Natürlich gibt es in der großen Stadt andere Herausforderungen als auf dem Land. Wegen der häufigen ansteckenden Krankheiten in der Stadt etwa muss jeder Verein einen Arzt haben, der die Kranken, die in der Pfarre betreut werden, zuerst untersucht und behandelt. Und dann gibt es als besondere Herausforderung die allgegenwärtige große Zahl an Bettlern. Was ist hier zu tun? Vinzenz versucht es mit sog. „gemischten” Caritasvereinen aus Frauen und Männern, wobei sich die Frauen der Kranken annehmen und die Männer speziell für die arbeitsfähigen jungen Burschen eine Handwerkslehre organisieren. Es bleibt bei einem Versuch. Von gemischten Caritasvereinen wird man bald nichts mehr hören. Aber auch die Caritasvereine der Frauen in den Pariser Pfarren haben bald große Schwierigkeiten. Die Pflege der Kranken verlangt Verstand, Herz und Hände und die Bereitschaft zu „niedrigen Tätigkeiten”. Das war die Pariser Gesellschaft nicht gewohnt und guter Rat war teuer. Vinzenz erzählt in der Konferenz vom 25. Dezember 1648: Die Damen vom Caritasverein in der Pfarre Saint-Sauveur bedienten selbst die Armen, brachten ihnen Nahrung, Medikamente und sonstige Almosen. Da die meisten von ihnen vornehmen Standes waren und Ehemann und Familie hatten, war es ihnen oft unangenehm mit den Speisetöpfen herumzulaufen, sodass es sie schließlich verdross. Sie sahen sich nach Dienerinnen um, die dies für sie erledigten. (IX, 456) Die Qualität, die spirituelle Dimension des Armendienstes war in Gefahr.

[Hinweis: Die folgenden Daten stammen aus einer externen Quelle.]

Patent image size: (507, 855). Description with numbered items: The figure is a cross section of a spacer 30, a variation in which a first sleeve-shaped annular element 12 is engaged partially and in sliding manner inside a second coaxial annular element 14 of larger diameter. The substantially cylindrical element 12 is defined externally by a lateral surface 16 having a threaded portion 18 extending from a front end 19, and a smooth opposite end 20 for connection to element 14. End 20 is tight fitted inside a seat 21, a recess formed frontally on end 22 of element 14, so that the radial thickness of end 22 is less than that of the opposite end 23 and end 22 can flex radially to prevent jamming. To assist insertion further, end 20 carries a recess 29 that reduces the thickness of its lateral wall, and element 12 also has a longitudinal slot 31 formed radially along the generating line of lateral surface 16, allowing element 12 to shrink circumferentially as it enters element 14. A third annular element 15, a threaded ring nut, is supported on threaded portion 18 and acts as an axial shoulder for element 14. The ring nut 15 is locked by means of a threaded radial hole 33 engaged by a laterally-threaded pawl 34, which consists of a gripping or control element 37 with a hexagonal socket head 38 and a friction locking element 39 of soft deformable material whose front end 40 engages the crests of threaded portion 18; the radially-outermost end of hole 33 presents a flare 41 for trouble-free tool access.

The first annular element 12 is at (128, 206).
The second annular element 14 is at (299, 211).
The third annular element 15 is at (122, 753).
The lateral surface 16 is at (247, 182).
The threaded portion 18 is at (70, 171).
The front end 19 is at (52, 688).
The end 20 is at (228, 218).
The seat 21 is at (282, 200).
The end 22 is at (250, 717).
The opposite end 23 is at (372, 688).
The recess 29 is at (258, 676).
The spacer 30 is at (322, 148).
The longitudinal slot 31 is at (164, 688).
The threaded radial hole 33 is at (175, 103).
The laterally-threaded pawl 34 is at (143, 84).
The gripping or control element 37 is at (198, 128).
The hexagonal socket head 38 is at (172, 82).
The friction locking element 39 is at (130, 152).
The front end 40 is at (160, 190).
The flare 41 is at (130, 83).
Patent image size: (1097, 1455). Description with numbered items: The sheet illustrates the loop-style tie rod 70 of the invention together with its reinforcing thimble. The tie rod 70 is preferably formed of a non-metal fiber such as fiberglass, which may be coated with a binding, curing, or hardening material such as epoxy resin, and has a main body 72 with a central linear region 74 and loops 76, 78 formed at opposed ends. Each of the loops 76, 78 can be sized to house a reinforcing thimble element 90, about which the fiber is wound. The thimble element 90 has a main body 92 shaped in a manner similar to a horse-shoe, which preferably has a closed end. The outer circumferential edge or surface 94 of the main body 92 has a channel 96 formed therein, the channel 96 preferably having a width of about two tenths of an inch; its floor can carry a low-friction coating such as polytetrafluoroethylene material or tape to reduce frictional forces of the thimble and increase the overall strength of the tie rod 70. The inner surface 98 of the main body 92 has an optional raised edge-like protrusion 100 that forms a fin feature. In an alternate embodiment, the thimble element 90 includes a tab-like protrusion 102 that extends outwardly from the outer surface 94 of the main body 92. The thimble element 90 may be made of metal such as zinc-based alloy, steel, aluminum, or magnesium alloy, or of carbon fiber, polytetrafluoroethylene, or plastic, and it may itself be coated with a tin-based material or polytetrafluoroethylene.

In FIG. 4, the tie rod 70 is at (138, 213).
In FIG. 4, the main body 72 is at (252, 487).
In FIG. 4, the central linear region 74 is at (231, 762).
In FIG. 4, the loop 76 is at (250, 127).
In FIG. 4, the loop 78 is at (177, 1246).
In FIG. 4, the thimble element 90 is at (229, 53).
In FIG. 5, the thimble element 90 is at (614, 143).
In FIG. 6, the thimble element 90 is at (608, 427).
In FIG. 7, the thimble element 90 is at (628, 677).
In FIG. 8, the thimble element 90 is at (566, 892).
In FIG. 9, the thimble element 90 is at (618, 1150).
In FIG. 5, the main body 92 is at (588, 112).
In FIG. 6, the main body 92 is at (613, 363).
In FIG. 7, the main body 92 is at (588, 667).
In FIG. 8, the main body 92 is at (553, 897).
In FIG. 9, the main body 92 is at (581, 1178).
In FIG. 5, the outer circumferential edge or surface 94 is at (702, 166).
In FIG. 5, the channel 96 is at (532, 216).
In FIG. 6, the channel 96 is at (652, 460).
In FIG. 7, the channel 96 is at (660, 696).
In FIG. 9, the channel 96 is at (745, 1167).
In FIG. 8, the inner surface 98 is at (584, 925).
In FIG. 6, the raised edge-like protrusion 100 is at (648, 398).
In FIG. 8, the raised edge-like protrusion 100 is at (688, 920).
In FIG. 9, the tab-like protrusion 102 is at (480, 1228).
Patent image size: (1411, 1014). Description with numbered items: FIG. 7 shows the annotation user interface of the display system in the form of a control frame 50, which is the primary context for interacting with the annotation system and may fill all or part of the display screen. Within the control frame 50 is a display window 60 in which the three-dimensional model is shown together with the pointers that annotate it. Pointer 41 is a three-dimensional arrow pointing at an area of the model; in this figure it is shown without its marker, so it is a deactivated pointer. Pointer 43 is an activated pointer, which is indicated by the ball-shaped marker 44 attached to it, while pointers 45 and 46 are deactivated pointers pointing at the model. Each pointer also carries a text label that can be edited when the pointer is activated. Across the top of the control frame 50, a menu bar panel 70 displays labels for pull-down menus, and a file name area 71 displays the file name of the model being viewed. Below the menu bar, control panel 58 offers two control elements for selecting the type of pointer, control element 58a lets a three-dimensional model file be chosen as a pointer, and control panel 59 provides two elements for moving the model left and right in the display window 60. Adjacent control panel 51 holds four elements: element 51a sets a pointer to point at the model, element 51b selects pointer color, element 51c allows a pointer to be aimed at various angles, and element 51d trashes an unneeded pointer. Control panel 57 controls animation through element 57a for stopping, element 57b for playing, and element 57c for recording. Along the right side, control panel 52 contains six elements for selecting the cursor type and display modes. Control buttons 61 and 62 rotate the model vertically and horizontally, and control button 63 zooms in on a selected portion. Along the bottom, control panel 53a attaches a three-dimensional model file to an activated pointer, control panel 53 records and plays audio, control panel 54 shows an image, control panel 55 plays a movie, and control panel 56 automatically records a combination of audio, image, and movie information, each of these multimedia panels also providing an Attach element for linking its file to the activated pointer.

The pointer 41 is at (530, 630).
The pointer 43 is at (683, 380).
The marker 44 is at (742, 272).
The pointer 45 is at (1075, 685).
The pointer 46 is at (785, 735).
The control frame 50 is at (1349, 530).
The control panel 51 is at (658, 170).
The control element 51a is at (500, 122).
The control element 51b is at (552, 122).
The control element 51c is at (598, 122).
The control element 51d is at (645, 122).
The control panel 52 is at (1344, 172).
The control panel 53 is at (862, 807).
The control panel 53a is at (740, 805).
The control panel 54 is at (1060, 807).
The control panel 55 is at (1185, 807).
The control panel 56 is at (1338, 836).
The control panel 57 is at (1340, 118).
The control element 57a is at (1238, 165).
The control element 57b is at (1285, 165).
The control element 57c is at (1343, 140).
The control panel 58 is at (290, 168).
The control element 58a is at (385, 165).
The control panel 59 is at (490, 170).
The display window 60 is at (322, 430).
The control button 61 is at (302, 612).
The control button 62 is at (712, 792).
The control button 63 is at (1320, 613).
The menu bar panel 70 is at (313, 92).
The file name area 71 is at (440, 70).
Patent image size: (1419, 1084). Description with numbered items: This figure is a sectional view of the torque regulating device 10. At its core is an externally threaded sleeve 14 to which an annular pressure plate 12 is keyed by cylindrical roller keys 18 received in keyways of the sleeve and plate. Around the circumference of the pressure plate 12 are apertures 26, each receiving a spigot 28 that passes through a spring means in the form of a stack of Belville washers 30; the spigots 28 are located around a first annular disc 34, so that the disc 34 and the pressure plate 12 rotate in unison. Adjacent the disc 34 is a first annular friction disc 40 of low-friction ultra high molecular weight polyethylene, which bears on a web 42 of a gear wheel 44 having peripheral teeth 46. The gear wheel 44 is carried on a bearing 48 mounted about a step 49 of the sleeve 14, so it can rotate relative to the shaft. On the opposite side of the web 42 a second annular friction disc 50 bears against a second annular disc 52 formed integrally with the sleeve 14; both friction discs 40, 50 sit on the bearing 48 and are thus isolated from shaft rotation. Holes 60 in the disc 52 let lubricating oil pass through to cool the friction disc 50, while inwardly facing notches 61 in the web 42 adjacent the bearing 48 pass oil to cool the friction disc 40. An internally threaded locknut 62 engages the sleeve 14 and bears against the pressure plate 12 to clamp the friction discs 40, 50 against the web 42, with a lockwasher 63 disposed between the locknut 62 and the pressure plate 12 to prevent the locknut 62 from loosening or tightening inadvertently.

Das Problem sprach sich herum. Eine junge Frau aus der Umgebung von Paris, die Arbeiten aller Art gewohnt war, hört davon und bietet Vinzenz ihre Dienste an. Er vermittelt sie an einen Caritasverein. Bald wünschen alle Vereine solche tüchtige junge Frauen vom Land und sie melden sich auch. Weil ihr Dienst schwer ist und sie in den Pfarren getrennt voneinander wohnen, entsteht der Wunsch nach einem gemeinschaftlichen Leben. Luise von Marillac wird 1633 zur Leiterin bestimmt. Mehr als 30 Jahre wird es dauern, bis sich aus den kleinen Anfängen mit drei bis vier jungen Frauen, die bei Luise einziehen, die Gemeinschaft der Barmherzigen Schwestern entwickelt, die mit ihrer neuen aktiven Ausrichtung wiederum zum Vorbild für viele andere Frauengemeinschaften werden wird.